Une comparaison des capacités aidées, en vision de près, avec le système existant et le système proposé est ensuite réalisée.

Ce contrôle s’effectue à l’aide d’une échelle à faible contraste (Parinaud gris, documents de la vie courante).

Dès cette première entrevue, des conseils sont donnés pour optimiser l’utilisation des aides visuelles possédées et permettre la pratique de tâches délaissées.

En revanche, le choix de l’aide visuelle, la prescription de l’équipement ne seront établis qu’après synthèse et coordination de l’équipe rééducative.

D - Consultation multisensorielle :

Elle comporte un examen oto-rhino-laryngologique avec en particulier l’étude de la vidéo-oculographie, de l’électronystagmographie qui analysent les mouvements de poursuite lente et les mouvements saccadiques de l’oeil.

Les voies visuovisuelles et vestibulovisuelles sont testées. L’examen se poursuit par l’équitest.

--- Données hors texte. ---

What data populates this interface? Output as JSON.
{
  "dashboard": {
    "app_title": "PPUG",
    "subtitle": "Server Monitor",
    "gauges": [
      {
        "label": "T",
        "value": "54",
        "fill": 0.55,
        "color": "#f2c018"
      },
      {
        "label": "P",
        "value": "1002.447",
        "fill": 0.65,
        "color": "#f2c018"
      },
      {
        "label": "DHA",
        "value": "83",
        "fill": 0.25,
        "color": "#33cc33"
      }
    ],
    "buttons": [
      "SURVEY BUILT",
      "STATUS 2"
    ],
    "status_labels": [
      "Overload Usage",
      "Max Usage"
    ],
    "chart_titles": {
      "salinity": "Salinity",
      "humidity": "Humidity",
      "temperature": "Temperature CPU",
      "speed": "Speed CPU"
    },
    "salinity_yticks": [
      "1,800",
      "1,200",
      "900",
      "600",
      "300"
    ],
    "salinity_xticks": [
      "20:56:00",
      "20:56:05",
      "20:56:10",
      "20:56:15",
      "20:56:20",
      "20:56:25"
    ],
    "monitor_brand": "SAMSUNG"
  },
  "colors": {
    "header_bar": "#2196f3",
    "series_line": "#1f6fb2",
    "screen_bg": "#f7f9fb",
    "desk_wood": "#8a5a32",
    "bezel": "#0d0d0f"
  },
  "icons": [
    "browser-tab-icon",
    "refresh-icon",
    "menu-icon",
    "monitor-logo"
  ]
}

Celui-ci étudie l’utilisation des paramètres somesthésiques, visuels et vestibulaires pour la stabilisation dynamique du corps dans des conditions très proches de celles de la vie quotidienne de ces malades, où les informations ne sont pas toujours concordantes mais souvent conflictuelles.

L’examen est réalisé simplement en mettant le sujet debout sur une plate-forme de force entourée d’un décor qui peut être rendu mobile et asservi aux mouvements.

Un ordinateur peut alors mesurer les performances du sujet.

E - Conclusion de l’évaluation :

L’évaluation doit définir clairement les limites, les capacités et les attentes du malvoyant en regard de la classification internationale du handicap, pour déterminer incapacités et handicaps.

L’intervention de chacune des spécialités dure environ 1 heure.

L’ensemble du bilan permet de connaître les capacités du patient, dans trois axes : vision éloignée et déplacement, vision rapprochée et coordination ; vision rapprochée et lecture.

Pour ce faire, il existe un niveau de perception, de coordination et d’adaptation avec des stratégies propres.

À l’issue de la dernière consultation, une première synthèse est effectuée avec le malvoyant et un projet de réadaptation peut être proposé.

Celui-ci est fortement orienté par les capacités, les moyens et les aspirations du sujet.

Le but est de faire retrouver au malade une autonomie pour son milieu de vie.

Il est obtenu par la réduction de ses incapacités pratiques.

Types de réadaptation :

Différents cas doivent être considérés.

Très schématiquement, trois grands groupes peuvent être dissociés.

– Patient avec un déficit de vision centrale.

La maladie sous-jacente est souvent une dégénérescence maculaire liée à l’âge.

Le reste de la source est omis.